A esto nos ha llevado la xenofobia: a incumplir con nuestra obligación legal (y por supuesto humanitaria) de dar acogida a los refugiados que huyen de los conflictos bélicos y las persecuciones. Estamos vulnerando la Convención de Ginebra sobre Refugiados y, además, nos hemos convertido en países bastante cicateros en la acogida de refugiados.

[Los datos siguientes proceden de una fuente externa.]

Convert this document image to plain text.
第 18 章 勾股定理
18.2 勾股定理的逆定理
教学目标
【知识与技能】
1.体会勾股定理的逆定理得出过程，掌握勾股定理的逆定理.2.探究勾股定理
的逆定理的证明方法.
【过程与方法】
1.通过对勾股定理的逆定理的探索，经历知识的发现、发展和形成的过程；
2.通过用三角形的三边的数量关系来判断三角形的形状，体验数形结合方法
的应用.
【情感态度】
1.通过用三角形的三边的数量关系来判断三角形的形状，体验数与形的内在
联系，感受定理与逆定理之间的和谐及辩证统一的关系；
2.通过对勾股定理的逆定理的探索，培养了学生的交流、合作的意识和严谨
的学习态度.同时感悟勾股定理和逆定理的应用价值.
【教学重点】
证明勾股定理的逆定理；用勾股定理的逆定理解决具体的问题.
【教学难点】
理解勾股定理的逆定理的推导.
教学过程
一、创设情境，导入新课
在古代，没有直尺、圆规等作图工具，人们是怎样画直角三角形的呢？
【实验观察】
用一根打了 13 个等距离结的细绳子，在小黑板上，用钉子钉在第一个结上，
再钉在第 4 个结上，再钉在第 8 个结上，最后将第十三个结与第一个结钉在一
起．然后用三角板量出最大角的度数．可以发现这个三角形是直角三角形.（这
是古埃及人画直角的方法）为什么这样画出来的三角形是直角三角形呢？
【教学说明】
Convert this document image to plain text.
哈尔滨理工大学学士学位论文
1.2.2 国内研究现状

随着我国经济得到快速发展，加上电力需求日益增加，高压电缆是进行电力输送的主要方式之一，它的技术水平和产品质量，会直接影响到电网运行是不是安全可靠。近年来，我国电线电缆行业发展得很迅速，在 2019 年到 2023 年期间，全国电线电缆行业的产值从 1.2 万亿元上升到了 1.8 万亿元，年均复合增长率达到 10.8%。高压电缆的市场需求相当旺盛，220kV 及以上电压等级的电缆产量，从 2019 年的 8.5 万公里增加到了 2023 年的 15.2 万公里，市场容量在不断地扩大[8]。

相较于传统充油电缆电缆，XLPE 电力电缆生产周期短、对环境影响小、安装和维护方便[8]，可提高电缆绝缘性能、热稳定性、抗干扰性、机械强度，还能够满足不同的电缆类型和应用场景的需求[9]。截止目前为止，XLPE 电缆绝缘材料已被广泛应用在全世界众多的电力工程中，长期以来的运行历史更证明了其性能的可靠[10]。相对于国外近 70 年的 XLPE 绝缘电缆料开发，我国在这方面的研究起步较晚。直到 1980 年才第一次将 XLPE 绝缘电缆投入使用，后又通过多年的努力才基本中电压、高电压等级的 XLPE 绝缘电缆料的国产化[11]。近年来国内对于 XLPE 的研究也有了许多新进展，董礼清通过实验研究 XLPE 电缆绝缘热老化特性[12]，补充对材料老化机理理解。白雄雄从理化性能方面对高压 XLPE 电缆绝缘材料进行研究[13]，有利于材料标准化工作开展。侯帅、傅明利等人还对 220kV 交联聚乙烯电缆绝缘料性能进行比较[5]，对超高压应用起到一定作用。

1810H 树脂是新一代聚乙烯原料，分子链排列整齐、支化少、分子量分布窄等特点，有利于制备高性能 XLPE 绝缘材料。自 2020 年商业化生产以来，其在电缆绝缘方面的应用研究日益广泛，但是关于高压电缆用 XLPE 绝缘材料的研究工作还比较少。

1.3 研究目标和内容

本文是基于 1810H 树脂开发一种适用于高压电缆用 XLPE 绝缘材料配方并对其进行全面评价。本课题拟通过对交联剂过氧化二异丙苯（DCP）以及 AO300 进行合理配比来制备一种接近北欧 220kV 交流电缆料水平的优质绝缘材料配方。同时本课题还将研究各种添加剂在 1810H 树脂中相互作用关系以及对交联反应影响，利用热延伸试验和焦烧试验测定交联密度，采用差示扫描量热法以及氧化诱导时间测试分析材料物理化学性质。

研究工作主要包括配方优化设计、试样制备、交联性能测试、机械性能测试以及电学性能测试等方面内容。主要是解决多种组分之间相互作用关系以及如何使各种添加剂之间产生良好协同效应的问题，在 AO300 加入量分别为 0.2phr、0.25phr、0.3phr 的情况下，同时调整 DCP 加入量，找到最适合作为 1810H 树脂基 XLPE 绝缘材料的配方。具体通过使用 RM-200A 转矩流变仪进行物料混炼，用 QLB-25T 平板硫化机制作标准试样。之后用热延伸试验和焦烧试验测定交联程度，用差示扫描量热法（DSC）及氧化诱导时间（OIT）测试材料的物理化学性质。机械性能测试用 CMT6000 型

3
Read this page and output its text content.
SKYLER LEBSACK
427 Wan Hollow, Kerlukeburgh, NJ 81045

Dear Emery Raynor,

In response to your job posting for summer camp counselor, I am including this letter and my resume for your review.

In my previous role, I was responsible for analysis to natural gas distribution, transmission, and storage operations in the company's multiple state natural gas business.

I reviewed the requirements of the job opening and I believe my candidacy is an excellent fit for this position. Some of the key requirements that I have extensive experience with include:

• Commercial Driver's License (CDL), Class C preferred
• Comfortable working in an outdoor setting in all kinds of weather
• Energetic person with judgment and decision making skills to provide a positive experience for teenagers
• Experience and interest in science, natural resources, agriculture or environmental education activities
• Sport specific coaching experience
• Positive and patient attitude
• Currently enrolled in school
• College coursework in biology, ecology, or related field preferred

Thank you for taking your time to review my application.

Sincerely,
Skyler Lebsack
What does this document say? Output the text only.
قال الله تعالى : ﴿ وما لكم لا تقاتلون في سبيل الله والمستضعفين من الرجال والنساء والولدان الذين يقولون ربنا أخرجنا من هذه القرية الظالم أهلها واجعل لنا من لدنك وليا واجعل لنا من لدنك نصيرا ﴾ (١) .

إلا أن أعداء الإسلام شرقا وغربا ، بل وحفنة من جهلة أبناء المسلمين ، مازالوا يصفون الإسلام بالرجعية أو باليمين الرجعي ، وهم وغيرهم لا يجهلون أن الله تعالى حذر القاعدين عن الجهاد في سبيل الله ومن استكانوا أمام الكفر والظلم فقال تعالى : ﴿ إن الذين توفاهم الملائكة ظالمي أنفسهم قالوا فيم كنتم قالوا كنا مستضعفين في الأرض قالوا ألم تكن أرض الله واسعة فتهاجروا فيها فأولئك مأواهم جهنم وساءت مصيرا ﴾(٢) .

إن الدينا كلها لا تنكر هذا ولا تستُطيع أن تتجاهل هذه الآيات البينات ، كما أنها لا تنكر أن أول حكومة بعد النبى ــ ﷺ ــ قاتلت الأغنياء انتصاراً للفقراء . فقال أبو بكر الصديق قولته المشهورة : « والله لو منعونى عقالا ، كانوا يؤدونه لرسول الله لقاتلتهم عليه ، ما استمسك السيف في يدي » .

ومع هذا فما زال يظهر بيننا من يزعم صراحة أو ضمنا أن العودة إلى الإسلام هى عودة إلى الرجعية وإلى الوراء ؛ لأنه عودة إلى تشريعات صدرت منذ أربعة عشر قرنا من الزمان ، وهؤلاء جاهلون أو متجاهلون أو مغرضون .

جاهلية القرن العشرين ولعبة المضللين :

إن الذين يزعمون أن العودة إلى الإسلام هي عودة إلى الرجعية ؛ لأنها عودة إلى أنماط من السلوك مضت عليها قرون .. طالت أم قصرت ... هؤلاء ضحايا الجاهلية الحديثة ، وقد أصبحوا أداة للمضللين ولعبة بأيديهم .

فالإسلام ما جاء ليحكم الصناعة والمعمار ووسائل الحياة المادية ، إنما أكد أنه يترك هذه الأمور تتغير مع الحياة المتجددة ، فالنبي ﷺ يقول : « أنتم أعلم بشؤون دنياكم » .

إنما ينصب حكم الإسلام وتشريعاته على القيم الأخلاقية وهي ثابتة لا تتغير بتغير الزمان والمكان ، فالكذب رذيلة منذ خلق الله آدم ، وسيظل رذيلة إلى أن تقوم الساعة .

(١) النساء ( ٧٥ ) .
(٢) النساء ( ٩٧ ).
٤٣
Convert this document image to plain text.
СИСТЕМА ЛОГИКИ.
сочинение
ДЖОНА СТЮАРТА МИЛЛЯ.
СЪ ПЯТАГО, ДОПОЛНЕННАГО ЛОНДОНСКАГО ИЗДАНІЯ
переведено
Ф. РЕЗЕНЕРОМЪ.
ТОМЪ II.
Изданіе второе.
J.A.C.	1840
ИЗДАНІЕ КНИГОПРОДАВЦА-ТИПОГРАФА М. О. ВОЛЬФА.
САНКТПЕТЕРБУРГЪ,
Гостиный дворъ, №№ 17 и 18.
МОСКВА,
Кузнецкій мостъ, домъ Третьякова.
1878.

Esa segunda afirmación puede sorprender, ya que mucha gente cree que los países europeos están entre los que mayor número de refugiados reciben. La realidad es totalmente la contraria: sólo el 15% de los refugiados que hay en el mundo está acogido en los países del Norte Global (Europa, Norteamérica, Australia, Japón y Nueva Zelanda). Los diez países que mayor número de refugiados acogen son: Turquía (3,5 millones, de los que la inmensa mayoría son sirios), Pakistán (1,4 millones, la gran mayoría afganos), Uganda (1,4 millones, de los que casi un millón son de Sudán del Sur), Líbano (1 millón, casi todos sirios), Irán (1 millón, el 96% afganos y el 3% iraquíes), Alemania (1 millón de procedencias diversas: sirios, afganos, eritreos…), Bangladés (0,9 millones, rohinyás procedentes de Myanmar), Etiopía (0,9 millones, principalmente de Sudán del Sur), Sudán (0,9 millones, la mayoría procedente de Sudán del Sur), Jordania (0,7 millones, casi todos sirios) y la República Democrática del Congo (0,5 millones, de varias procedencias). Como vemos, sólo un país de la UE está en ese top 10, y no en uno de los primeros puestos.
Definitivamente, aunque gestionar bien la inmigración es un asunto muy importante, el mayor reto que tiene Europa no es ése, es la lucha contra la xenofobia. En esto es en lo que deberían estar empleándose a fondo los gobiernos y las instituciones comunitarias.